On May 7 printed excerpts from the Auditor General's annual report. The Auditor General, Larry Dennis, expressed his concern about fraud and misappropriation on the Island and said there was potential for a "growing culture of opportunism or dishonesty by some within the Public Service".

On May 12 it was reported that Lt. Col. David Burch resigned as chairman of Wedco and deputy chairman of the Bermuda Housing Corporation. It was believed that he resigned because he was disillusioned, but no formal comment was made. Lt. Col. Burch is now the Housing Minister after former minister Ashfield DeVent was sacked.

On May 14 Michelle Diane Outerbridge-Smith pleaded guilty to accepting stolen bus tickets. $20,000 worth of PTB tickets were stolen from an office safe between April and May and Acting Magistrate Tyrone Chin imposed a $750 fine. He did not impose a custodial sentence because Outerbridge-Smith had been helpful during the investigation, returning all the stolen tickets and $2,000 she made from selling some of them.

27-year-old Eugene Christopher died after a road traffic accident on May 16 on Zuill's Park Road. He was the Island's eighth road death in 2005.

Peter and John Bromby were found guilty of assaulting neighbour Henry Talbot on May 18. The assault took place after Mr. Talbot bulldozed natural rock formations housing Longtail nests at Gilbert's Bay Beach. The brothers were given an absolute discharge.

The United Bermuda Party walked out of the House of Assembly on May 19 and said the Government had mounted an unprecedented attack on the right to freedom of speech. The drama unfolded when Opposition Whip John Barritt notified the Government of a motion he intended to move in the House regarding proposed housing developments on Mary Victoria and Alexandra Road.

Mr. Barritt had barely finished his sentence when Government Whip Ottiwell Simmons and Premier Alex Scott were on their feet loudly objecting to the motion. Mr. Simmons declared the motion was not proper and that the matter would be more appropriately discussed outside the House.

Speaker of the House Stanley Lowe ordered that members take a vote but Opposition members said they could not vote because they did not know what rule the Government was using to throw out the motion.

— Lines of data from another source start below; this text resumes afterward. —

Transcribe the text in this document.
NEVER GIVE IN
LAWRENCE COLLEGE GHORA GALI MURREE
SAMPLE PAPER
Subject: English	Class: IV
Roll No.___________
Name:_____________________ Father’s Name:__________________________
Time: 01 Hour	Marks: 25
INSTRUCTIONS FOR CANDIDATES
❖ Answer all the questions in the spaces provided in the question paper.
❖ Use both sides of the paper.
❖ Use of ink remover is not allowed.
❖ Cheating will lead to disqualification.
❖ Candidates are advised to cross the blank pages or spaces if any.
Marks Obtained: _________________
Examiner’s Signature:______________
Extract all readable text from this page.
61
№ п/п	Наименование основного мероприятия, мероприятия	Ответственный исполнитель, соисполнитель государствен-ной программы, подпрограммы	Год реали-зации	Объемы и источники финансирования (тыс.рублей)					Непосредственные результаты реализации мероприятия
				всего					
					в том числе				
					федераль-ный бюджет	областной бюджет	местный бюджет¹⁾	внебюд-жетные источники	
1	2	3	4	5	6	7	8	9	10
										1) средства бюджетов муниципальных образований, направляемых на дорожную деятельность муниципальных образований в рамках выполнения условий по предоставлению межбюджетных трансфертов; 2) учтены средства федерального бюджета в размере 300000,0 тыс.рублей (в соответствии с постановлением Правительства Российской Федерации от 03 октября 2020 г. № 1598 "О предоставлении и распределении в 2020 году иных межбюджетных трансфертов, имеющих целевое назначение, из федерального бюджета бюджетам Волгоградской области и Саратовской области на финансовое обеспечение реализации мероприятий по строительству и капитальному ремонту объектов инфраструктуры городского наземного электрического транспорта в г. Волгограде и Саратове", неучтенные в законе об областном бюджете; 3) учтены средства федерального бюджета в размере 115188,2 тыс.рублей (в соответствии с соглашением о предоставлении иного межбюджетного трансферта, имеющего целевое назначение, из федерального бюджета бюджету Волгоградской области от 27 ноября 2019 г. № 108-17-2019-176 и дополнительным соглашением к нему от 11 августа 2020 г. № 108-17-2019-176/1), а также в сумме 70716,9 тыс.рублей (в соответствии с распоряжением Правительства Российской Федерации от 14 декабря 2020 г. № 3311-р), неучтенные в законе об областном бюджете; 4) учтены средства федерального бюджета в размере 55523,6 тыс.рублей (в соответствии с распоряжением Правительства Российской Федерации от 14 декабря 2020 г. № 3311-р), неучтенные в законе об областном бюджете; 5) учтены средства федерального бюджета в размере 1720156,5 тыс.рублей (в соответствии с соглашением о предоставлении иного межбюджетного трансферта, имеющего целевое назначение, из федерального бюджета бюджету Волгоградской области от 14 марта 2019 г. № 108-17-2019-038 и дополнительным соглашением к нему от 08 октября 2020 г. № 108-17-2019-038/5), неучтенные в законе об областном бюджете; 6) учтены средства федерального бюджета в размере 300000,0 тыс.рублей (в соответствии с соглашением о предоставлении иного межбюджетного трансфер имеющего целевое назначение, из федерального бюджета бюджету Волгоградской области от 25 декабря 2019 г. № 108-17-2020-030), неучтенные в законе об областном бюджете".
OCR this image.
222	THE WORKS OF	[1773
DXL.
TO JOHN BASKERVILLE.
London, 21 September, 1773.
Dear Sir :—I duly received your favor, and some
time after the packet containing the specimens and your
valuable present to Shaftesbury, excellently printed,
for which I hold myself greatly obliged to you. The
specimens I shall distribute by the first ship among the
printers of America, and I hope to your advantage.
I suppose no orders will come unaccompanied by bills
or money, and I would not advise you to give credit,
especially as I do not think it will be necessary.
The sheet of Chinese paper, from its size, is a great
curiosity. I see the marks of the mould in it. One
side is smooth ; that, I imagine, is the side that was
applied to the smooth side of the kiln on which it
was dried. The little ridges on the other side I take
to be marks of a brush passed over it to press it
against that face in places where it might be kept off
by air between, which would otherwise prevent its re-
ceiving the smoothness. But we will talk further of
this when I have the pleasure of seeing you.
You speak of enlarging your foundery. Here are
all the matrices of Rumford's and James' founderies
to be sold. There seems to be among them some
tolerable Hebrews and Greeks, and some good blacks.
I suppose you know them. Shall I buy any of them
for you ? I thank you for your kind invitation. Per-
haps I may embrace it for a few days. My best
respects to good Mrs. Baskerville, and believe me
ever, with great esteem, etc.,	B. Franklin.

After much verbal sparring the Opposition members walked out of the House of Assembly and later said the Government was blocking the Opposition from doing its job and attacking freedom of speech.

The British Foreign and Commonwealth Office answered questions from the Bermuda Independence Commission regarding Independence issues. It said: "In the past, the usual practice was to withdraw British nationality from the majority of those acquiring citizenship of the new state on independence but to provide for its retention where the person concerned had a residual connection ? for example through a parent or grandparent ... We would not expect to take a different approach in Bermuda's case."